Furthermore, the report showed that south Iowa Street appears to be where retailers are looking to locate. While vacancy rates went up in downtown, they declined in the south Iowa Street district. South Iowa had a vacancy rate of 4.6% in September 2018, down from 6.3% in the 2015 report.

That 4.6% number is pretty low for a district that big. It is a prime reason why a development group has filed plans for a major shopping center development at the intersection of Kansas Highway 10 and South Iowa Street. Yes, that project is still formally being considered by the city. But no, there is not a significant update to be passed along. I’m told the development group — a firm out of North Carolina — is still evaluating some access issues with the site. How to get cars off of Iowa Street, which is also U.S. Highway 59, and into the center has been a big planning issue.
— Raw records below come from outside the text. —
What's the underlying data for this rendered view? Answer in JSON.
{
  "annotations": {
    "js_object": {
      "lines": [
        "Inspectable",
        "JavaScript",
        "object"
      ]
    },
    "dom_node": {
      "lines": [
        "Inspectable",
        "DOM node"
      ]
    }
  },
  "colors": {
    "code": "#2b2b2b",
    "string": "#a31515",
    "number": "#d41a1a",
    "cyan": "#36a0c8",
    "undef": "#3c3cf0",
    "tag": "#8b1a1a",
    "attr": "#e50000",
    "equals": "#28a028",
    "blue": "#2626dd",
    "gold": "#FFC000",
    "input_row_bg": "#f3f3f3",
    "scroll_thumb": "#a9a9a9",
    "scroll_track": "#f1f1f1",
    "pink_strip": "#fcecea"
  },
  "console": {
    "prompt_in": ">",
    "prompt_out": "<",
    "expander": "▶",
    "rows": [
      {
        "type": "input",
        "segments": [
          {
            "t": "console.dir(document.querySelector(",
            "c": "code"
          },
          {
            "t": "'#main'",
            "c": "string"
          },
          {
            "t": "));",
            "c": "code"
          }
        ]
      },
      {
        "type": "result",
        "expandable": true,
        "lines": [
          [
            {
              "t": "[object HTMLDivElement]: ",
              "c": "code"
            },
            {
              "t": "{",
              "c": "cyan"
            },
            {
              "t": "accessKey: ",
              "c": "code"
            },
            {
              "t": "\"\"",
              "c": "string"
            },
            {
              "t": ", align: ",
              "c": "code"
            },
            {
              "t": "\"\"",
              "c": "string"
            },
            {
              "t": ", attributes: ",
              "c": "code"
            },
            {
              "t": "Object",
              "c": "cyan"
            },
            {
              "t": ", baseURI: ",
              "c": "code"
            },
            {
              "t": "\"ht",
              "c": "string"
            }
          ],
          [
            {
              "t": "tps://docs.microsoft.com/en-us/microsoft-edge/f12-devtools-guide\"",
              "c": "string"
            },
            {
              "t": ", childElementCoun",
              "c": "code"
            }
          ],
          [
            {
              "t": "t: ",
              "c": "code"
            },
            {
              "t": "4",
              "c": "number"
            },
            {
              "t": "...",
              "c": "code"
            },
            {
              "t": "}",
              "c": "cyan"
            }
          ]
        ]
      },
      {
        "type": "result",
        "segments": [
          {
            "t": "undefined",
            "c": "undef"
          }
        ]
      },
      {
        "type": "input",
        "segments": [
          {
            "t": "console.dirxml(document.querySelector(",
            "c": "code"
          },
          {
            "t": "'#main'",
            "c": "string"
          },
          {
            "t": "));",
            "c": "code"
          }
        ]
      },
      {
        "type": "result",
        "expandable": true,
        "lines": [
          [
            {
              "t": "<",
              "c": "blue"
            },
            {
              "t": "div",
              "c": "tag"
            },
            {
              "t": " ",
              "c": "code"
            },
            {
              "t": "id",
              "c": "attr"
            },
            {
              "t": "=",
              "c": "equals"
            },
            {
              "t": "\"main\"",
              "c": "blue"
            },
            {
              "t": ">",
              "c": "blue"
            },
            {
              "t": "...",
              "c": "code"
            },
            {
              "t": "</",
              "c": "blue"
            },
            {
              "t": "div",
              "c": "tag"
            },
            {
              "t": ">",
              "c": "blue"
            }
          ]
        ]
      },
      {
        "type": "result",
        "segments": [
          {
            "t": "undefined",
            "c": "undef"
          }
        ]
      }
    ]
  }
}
• Winners and losers: Elsewhere in the city, results were all over the board on whether vacancy rates increased or declined. West 23rd Street was a loser. If you remember, Hobby Lobby left its location on 23rd Street to move to south Iowa Street. Vacancy at the time of the report was 18.9%, up from 8.6% in 2013. The Kasold and Bob Billings area, though, has seen a big improvement after the main shopping center there went under new ownership. Vacancy was 5.4%, down from 20.4% in 2015.
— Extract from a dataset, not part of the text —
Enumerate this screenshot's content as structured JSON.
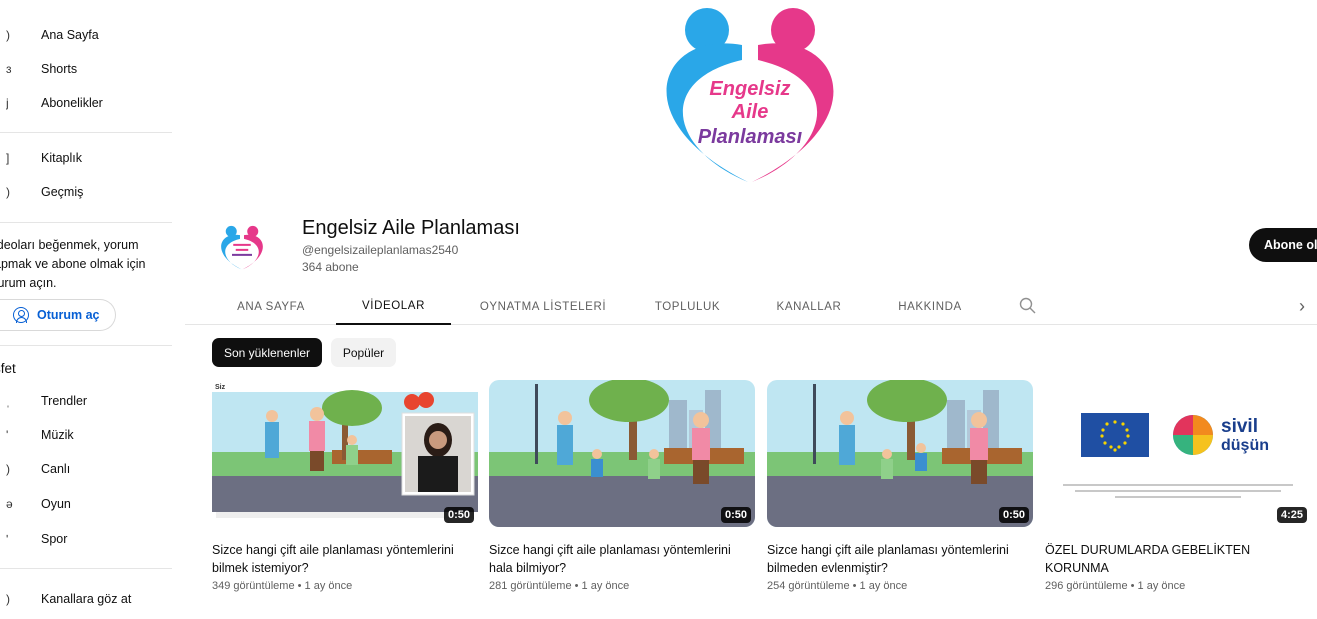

Here’s a look at some other areas:

• Bob Billings and Wakarusa: 28.9%, up from 7.8%

• Clinton Parkway and Kasold Drive: 7.9%, up from 0%

• Ninth and Iowa streets: 4.9%, up from 1.6%

• Sixth and Wakarusa: 2.5%, down from 4.2%

• North Lawrence: 7.6%, down from 10.3%

• East 23rd Street: 15%, down from 16.8%

• 19th and Haskell: 22.2%, down from 25.5%

• Two in a row: This marks the second straight report from the city where downtown vacancy has been on the rise. Since the city started the report in 2006, downtown has never posted an increasing vacancy rate for three consecutive periods. Here’s a look at past downtown vacancy rates:

• 2006: 10.5%

• 2010: 9.0%

• 2011: 12.6%

• 2012: 9.3%

• 2015: 12.2%

• 2018: 13.5%

• Keeping pace: The city started doing this retail market report because there were fears the amount of retail space was growing at a rate much faster than the city’s population was growing. But since 2006, the report has found that hasn’t been the case. In 2006, the city had 45.9 square feet of retail space per person. In 2018, the per capita number actually had fallen to 44.6 square feet. It reached a high of 47.7 square feet per person in 2015.

When you add offices and other commercial space into the equation, the per capita numbers have risen a bit. Total commercial space per capita is now 97.6 square feet versus 80.8 square feet in 2006. It hit a high of 98 square feet in 2015.